Burma’s parliament is set to discuss a proposal made by the country’s election body that a law barring former political prisoners from playing a role in the government be overturned.
If successful, the amendment to the Political Party Registration Law, which was brought into force last year prior to the controversial November elections, could see individuals such as Aung San Suu Kyi become an MP.
But the spokesperson for her party, the National League for Democracy (NLD), said that they would wait and see what the conditions of the amendment are before making a decision.
“It’s only a draft now and is yet to be approved,” says Nyan Win. “We might think about registration after looking at it, but I don’t want to say we will certainly do so until we have a meeting.”
The Union Election Commission’s (UEC) proposal however includes a clause that would allow newly-registered parties the same rights as existing parties, as long as they field candidates in at least three constituencies in the looming by-elections planned for later this year.
The elections in November last year were mired in controversy, particularly given the banning of Suu Kyi, whose party won the 1990 polls but was refused office. Rumours of her possible inclusion in parliament have been fuelled by a parliamentary chief Khin Aung Myint, who said she would be “welcome” to join.
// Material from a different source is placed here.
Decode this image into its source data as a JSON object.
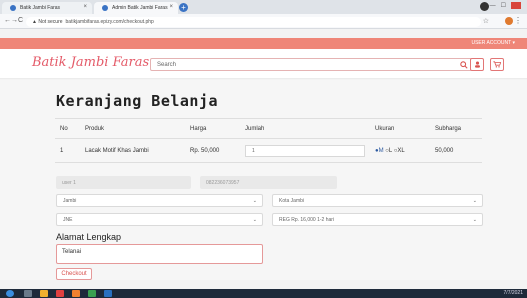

Nyo Ohn Myint, from the NLD-Liberated Areas wing of the party, told DVB shortly after the announcement that while Suu Kyi may indeed be able to join the parliament, it’s unlikely she will hold a cabinet position and therefore would be out of any decision-making circles.
The request from the UEC may come as some surprise, given that it promulgated the highly restrictive laws that governed the elections last year, and which effectively ensured that the pro-military Union Solidarity and Development Party, led by President Thein Sein, would win an outright majority.
Although Nyo Ohn Myint said it was unlikely Suu Kyi would choose to compete in the by election, her rhetoric with regards to the government has changed markedly over the last few months, apparently in line with increasing signs of openness from Naypyidaw.